Je n'ai pas à me reprocher d'avoir suspendu pendant dix jours le cours du récit historique que vous m'aviez demandé. L'ouvrage qui devait en être la base, c'est-à-dire l'histoire officielle de l'abbé de Bucquoy, devait être vendu le 20 novembre, et ne l'a été que le 30, soit qu'il ait été retiré d'abord (comme on me l'a dit), soit que l'ordre même de la vente, énoncé dans le catalogue, n'ait pas permis de le présenter plus tôt aux enchères.
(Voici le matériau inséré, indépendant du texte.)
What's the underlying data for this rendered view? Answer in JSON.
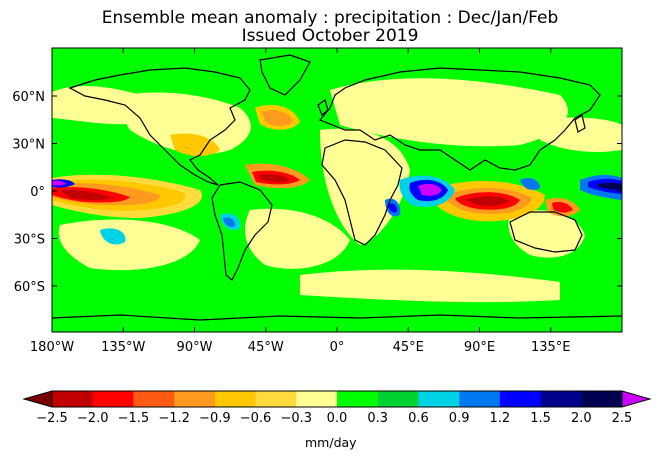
{
  "title": "Ensemble mean anomaly : precipitation : Dec/Jan/Feb",
  "subtitle": "Issued October 2019",
  "lon_ticks": [
    "180°W",
    "135°W",
    "90°W",
    "45°W",
    "0°",
    "45°E",
    "90°E",
    "135°E"
  ],
  "lat_ticks": [
    "60°N",
    "30°N",
    "0°",
    "30°S",
    "60°S"
  ],
  "colorbar": {
    "tick_labels": [
      "-2.5",
      "-2.0",
      "-1.5",
      "-1.2",
      "-0.9",
      "-0.6",
      "-0.3",
      "0.0",
      "0.3",
      "0.6",
      "0.9",
      "1.2",
      "1.5",
      "2.0",
      "2.5"
    ],
    "below_color": "#7a0000",
    "above_color": "#cc00ff",
    "colors": [
      "#c00000",
      "#ff0000",
      "#ff5a14",
      "#ff9a1e",
      "#ffc800",
      "#ffdc3c",
      "#ffff96",
      "#00ff00",
      "#00d232",
      "#00d2e6",
      "#0078f0",
      "#0000ff",
      "#00008c",
      "#000050"
    ],
    "units": "mm/day"
  }
}
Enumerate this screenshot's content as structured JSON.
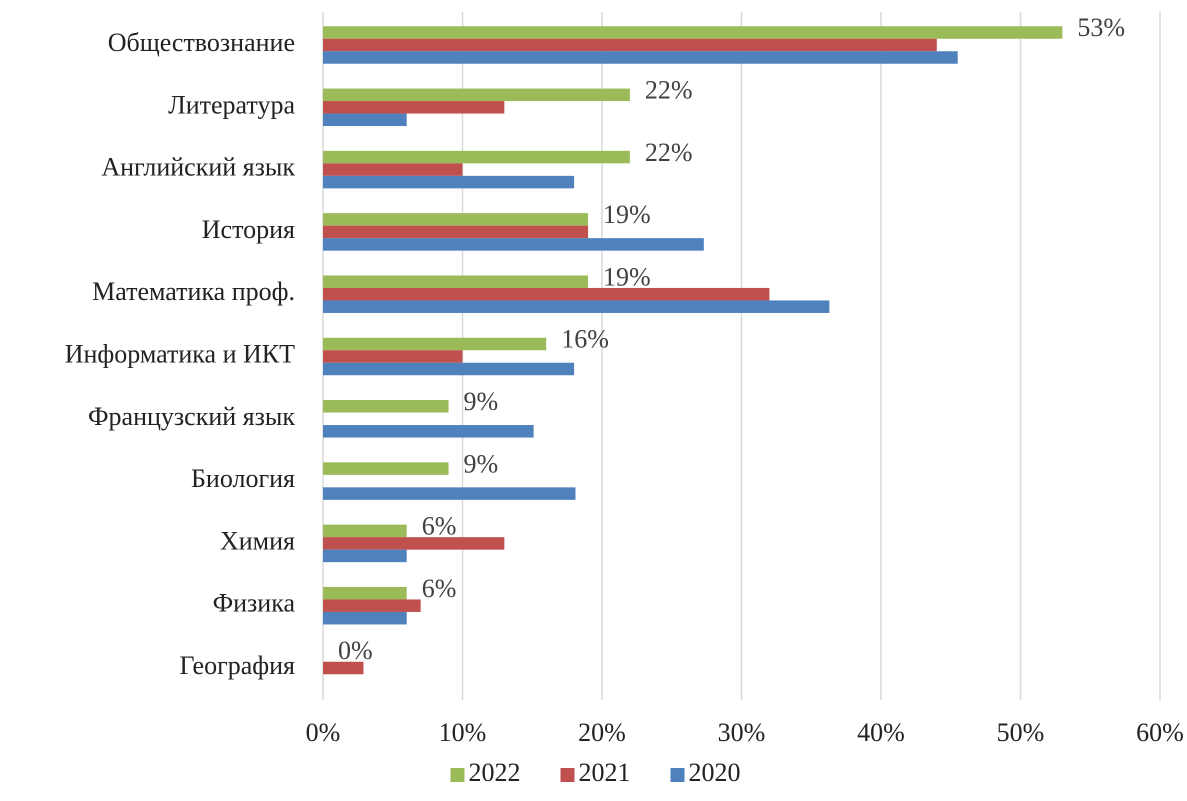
{
  "chart_data": {
    "type": "bar",
    "orientation": "horizontal",
    "categories": [
      "Обществознание",
      "Литература",
      "Английский язык",
      "История",
      "Математика проф.",
      "Информатика и ИКТ",
      "Французский язык",
      "Биология",
      "Химия",
      "Физика",
      "География"
    ],
    "series": [
      {
        "name": "2022",
        "color": "#9bbb59",
        "values": [
          53,
          22,
          22,
          19,
          19,
          16,
          9,
          9,
          6,
          6,
          0
        ],
        "value_labels": [
          "53%",
          "22%",
          "22%",
          "19%",
          "19%",
          "16%",
          "9%",
          "9%",
          "6%",
          "6%",
          "0%"
        ]
      },
      {
        "name": "2021",
        "color": "#c0504d",
        "values": [
          44,
          13,
          10,
          19,
          32,
          10,
          0,
          0,
          13,
          7,
          2.9
        ]
      },
      {
        "name": "2020",
        "color": "#4f81bd",
        "values": [
          45.5,
          6,
          18,
          27.3,
          36.3,
          18,
          15.1,
          18.1,
          6,
          6,
          0
        ]
      }
    ],
    "xlim": [
      0,
      60
    ],
    "xticks": [
      {
        "value": 0,
        "label": "0%"
      },
      {
        "value": 10,
        "label": "10%"
      },
      {
        "value": 20,
        "label": "20%"
      },
      {
        "value": 30,
        "label": "30%"
      },
      {
        "value": 40,
        "label": "40%"
      },
      {
        "value": 50,
        "label": "50%"
      },
      {
        "value": 60,
        "label": "60%"
      }
    ],
    "grid": true,
    "legend": "bottom"
  }
}
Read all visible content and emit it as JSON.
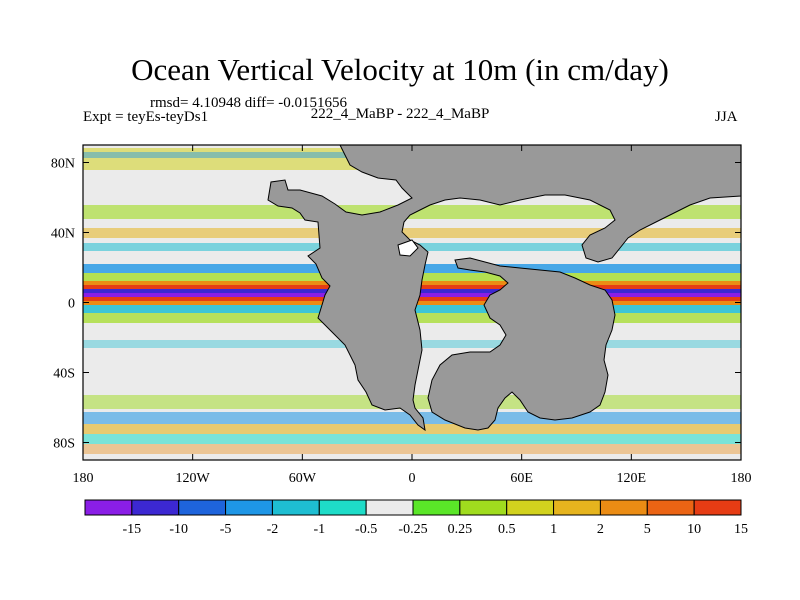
{
  "chart_data": {
    "type": "heatmap",
    "title": "Ocean Vertical Velocity at 10m (in cm/day)",
    "stats_text": "rmsd= 4.10948  diff= -0.0151656",
    "experiment_text": "Expt = teyEs-teyDs1",
    "cases_text": "222_4_MaBP - 222_4_MaBP",
    "season": "JJA",
    "x_axis": {
      "range": [
        -180,
        180
      ],
      "tick_values": [
        -180,
        -120,
        -60,
        0,
        60,
        120,
        180
      ],
      "tick_labels": [
        "180",
        "120W",
        "60W",
        "0",
        "60E",
        "120E",
        "180"
      ]
    },
    "y_axis": {
      "range": [
        -90,
        90
      ],
      "tick_values": [
        80,
        40,
        0,
        -40,
        -80
      ],
      "tick_labels": [
        "80N",
        "40N",
        "0",
        "40S",
        "80S"
      ]
    },
    "colorbar": {
      "labels": [
        "-15",
        "-10",
        "-5",
        "-2",
        "-1",
        "-0.5",
        "-0.25",
        "0.25",
        "0.5",
        "1",
        "2",
        "5",
        "10",
        "15"
      ],
      "colors": [
        "#8a1ee6",
        "#3c28d2",
        "#1e64dc",
        "#1e96e6",
        "#1ebed2",
        "#1edcc8",
        "#ebebeb",
        "#5ae628",
        "#a0dc1e",
        "#d2d21e",
        "#e6b41e",
        "#eb8c14",
        "#eb6414",
        "#e63c14"
      ]
    },
    "land_color": "#999999"
  }
}
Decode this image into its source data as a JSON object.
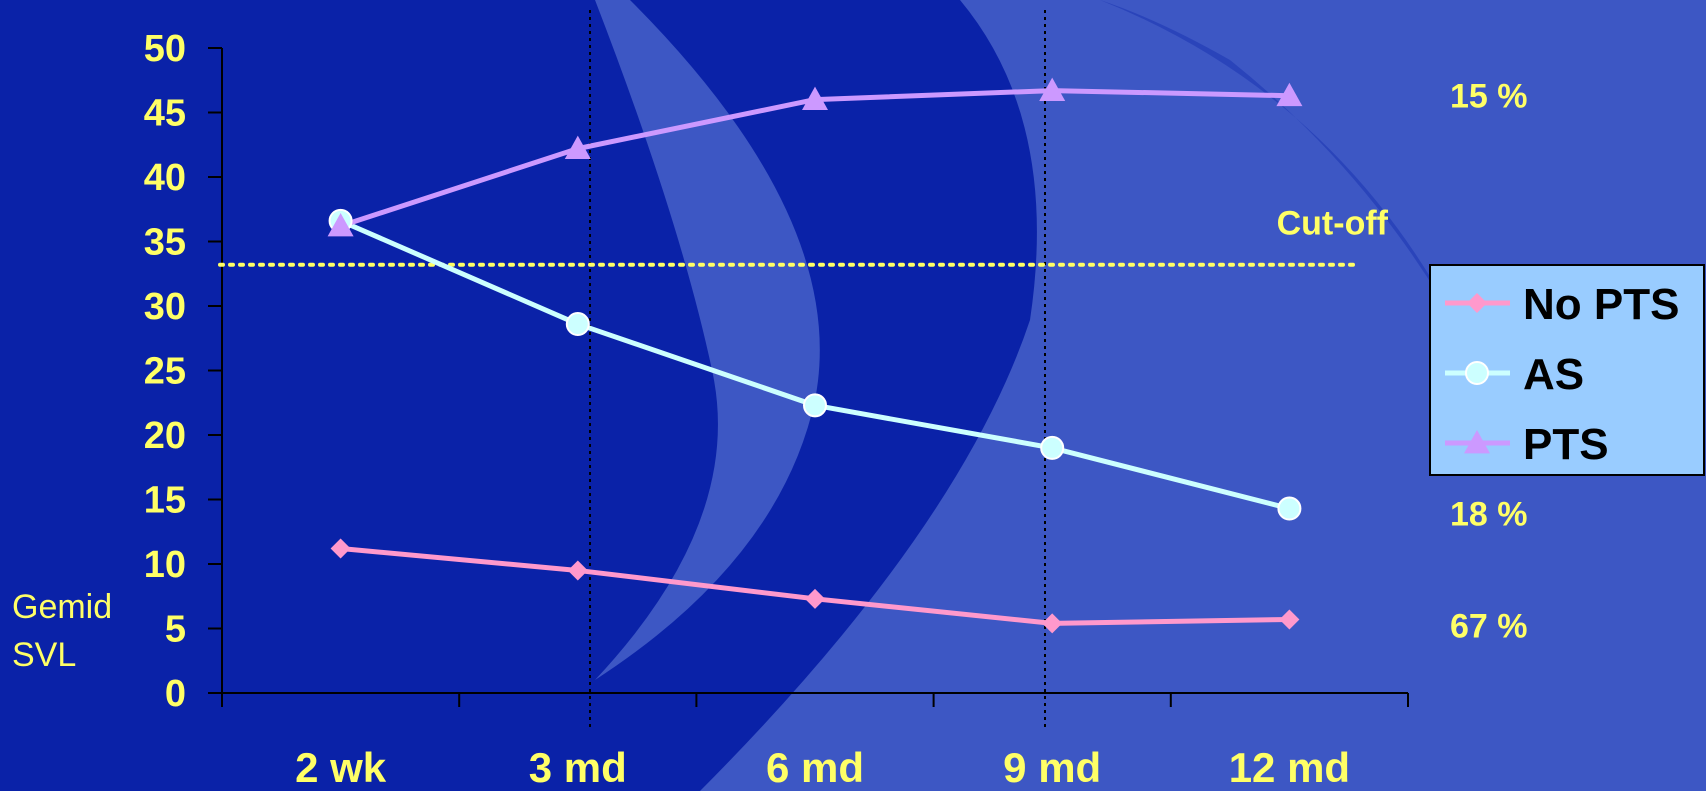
{
  "chart_data": {
    "type": "line",
    "categories": [
      "2 wk",
      "3 md",
      "6 md",
      "9 md",
      "12 md"
    ],
    "ylim": [
      0,
      50
    ],
    "yticks": [
      0,
      5,
      10,
      15,
      20,
      25,
      30,
      35,
      40,
      45,
      50
    ],
    "ylabel": [
      "Gemid",
      "SVL"
    ],
    "series": [
      {
        "name": "No PTS",
        "values": [
          11.2,
          9.5,
          7.3,
          5.4,
          5.7
        ],
        "color": "#ff99cc",
        "marker": "diamond"
      },
      {
        "name": "AS",
        "values": [
          36.6,
          28.6,
          22.3,
          19.0,
          14.3
        ],
        "color": "#ccffff",
        "marker": "circle"
      },
      {
        "name": "PTS",
        "values": [
          36.2,
          42.2,
          46.0,
          46.7,
          46.3
        ],
        "color": "#cc99ff",
        "marker": "triangle"
      }
    ],
    "reference_line": {
      "label": "Cut-off",
      "value": 33.2,
      "color": "#ffff66",
      "style": "dotted"
    },
    "annotations": [
      {
        "text": "15 %",
        "series": "PTS"
      },
      {
        "text": "18 %",
        "series": "AS"
      },
      {
        "text": "67 %",
        "series": "No PTS"
      }
    ],
    "vertical_markers": [
      "3 md",
      "9 md"
    ],
    "legend": {
      "position": "right",
      "background": "#99ccff"
    }
  },
  "theme": {
    "background": "#0a22a8",
    "arc_color": "#3d57c4",
    "text_color": "#ffff66",
    "axis_color": "#000000"
  }
}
L'ouvrage pouvait, comme tant d'autres, prendre le chemin de l'étranger, et les renseignements qu'on m'avait adressés des pays du Nord indiquaient seulement des traductions hollandaises du livre, sans donner aucune indication sur l'édition originale, imprimée à Francfort, avec l'allemand en regard.

J'avais vainement, vous le savez, cherché le livre à Paris. Les bibliothèques publiques ne le possédaient pas. Les libraires spéciaux ne l'avaient point vu depuis longtemps. Un seul, M. Toulouse, m'avait été indiqué comme pouvant le posséder.

M. Toulouse a la spécialité des livres de controverse religieuse. Il m'a interrogé sur la nature de l'ouvrage; puis il m'a dit: «Monsieur, je ne l'ai point... Mais, si je l'avais, peut-être ne vous le vendrais-je pas?»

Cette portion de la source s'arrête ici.